Kwanyoung Jung’s work is divided into two parts. The first is the space he imagines or the virtual space he has never seen. Jung always works on a virtual space that exists between a place he has never been to, a vague nostalgia for something that is not present in reality, or a place where he has not been. Most of these works have black thin lines on large canvas or paper. The lines are drawn without discriminating between the first and the last without any differences in color or thickness. The picture is composed of only one line, and spaces are created on the picture according to the intervals at which the lines are arranged. It is reminiscent of a virtual terrain created by computer 3D programming. But each line is drawn with a certain breath and rhythm as if meditating rather than mechanical.
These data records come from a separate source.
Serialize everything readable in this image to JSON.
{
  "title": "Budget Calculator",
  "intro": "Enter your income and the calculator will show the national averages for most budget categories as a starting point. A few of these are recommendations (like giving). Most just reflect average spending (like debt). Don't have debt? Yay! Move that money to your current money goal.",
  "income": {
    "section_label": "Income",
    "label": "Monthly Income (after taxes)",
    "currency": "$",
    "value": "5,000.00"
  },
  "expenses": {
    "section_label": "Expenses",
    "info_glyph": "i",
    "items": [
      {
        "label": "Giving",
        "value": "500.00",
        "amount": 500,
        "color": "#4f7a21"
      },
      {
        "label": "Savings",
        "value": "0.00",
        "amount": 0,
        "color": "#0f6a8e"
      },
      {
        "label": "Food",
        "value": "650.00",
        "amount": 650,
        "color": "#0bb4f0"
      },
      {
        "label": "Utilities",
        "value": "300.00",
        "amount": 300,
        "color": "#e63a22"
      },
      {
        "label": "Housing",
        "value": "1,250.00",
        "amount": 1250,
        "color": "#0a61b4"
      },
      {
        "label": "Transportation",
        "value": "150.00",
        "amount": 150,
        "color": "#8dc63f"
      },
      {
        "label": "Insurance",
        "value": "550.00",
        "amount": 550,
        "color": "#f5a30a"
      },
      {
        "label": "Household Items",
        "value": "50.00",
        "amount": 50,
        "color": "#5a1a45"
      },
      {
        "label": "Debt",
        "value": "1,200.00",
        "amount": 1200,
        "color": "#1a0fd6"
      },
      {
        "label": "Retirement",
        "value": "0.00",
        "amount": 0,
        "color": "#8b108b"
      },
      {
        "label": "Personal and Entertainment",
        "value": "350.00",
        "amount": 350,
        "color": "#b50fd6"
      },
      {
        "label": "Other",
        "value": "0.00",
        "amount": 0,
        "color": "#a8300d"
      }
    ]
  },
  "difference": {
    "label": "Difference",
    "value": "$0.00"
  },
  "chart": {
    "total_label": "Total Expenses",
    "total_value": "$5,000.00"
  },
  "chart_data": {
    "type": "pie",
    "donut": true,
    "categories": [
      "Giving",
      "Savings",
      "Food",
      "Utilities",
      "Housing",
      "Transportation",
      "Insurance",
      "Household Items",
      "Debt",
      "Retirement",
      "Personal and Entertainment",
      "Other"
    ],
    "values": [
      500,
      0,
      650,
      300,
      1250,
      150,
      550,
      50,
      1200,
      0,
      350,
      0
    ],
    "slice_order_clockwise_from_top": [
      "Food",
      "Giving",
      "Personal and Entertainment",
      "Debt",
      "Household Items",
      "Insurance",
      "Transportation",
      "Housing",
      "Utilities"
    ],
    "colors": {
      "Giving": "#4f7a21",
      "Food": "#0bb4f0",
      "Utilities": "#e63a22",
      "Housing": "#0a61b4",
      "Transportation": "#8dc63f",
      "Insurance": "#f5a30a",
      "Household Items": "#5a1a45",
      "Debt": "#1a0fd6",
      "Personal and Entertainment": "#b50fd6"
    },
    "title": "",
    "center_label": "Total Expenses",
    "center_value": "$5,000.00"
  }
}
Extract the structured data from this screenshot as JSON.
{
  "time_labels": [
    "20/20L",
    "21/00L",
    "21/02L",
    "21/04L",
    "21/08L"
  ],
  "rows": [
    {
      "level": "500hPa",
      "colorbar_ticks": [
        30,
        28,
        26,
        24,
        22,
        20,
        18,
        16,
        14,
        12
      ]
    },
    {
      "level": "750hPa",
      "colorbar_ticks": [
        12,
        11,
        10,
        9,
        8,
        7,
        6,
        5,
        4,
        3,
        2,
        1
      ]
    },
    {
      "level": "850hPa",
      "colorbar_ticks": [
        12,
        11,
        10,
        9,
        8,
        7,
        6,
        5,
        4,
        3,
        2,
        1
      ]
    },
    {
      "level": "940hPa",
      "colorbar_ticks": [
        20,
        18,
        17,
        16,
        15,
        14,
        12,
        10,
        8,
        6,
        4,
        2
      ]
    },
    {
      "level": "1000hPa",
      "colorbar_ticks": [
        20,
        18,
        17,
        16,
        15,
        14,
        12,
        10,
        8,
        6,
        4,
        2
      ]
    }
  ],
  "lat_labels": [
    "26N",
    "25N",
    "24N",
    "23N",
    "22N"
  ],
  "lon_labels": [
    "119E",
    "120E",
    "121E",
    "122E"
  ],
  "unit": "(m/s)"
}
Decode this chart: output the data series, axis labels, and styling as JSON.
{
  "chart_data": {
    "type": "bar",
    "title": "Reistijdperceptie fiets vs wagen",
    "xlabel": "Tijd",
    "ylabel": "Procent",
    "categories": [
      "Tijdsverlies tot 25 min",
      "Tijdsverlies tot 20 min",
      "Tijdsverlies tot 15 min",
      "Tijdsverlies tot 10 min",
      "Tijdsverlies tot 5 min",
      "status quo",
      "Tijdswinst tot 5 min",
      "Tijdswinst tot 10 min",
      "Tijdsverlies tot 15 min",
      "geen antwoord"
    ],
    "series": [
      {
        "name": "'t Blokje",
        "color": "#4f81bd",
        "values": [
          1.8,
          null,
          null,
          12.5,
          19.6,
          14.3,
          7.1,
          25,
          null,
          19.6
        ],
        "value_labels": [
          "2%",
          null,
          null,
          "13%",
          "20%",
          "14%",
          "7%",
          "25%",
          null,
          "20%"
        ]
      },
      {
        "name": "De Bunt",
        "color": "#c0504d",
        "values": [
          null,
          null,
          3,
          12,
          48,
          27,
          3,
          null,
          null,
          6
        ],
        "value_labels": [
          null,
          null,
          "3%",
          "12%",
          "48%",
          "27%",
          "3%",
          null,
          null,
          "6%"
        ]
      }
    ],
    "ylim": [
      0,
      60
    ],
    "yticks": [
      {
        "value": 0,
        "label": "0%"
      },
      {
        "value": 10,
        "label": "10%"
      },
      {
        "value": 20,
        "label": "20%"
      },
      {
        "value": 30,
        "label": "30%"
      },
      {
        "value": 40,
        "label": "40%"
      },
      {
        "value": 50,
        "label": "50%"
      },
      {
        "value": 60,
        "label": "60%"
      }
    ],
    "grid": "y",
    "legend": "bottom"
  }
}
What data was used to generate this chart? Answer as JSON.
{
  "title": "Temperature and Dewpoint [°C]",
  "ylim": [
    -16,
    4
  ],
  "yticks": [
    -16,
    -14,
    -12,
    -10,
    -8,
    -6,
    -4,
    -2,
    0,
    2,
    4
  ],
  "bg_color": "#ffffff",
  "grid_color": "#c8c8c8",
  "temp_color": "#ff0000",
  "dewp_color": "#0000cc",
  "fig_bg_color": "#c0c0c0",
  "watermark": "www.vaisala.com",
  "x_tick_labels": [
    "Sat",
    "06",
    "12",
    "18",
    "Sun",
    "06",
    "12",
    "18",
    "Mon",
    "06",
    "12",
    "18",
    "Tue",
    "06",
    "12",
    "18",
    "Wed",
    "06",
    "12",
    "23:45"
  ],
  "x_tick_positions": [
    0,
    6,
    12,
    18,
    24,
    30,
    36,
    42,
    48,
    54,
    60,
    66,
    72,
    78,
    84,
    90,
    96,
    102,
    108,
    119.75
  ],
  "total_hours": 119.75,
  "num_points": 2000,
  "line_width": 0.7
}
Second, work on black and white objects or objects in the virtual space that are more recent works. Those objects are virtual objects or beings that exist in a virtual space and do not have any names like the objects in the Evis Tangui work. The things or beings remind us of anything on earth, but they are virtual objects without names.
The artist draws elements that are basic elements such as water or fire but do not have any particular form. His drawings are drawings of certain imaginary beings or objects made up of fundamental elements.
Jung’s black and white drawings were drawn in such a way that they could be painted at once and washed with water repeatedly to reveal the marks the brush had passed on the paper. And because of the brush strokes memorized on paper, virtual objects contain dynamic energy and a vital impression. The work in this series consists of a collection of several or several dozen drawings. Just as almost all things or organisms are made up of a collection of atoms or cells. The drawings can either be individual or grouped together.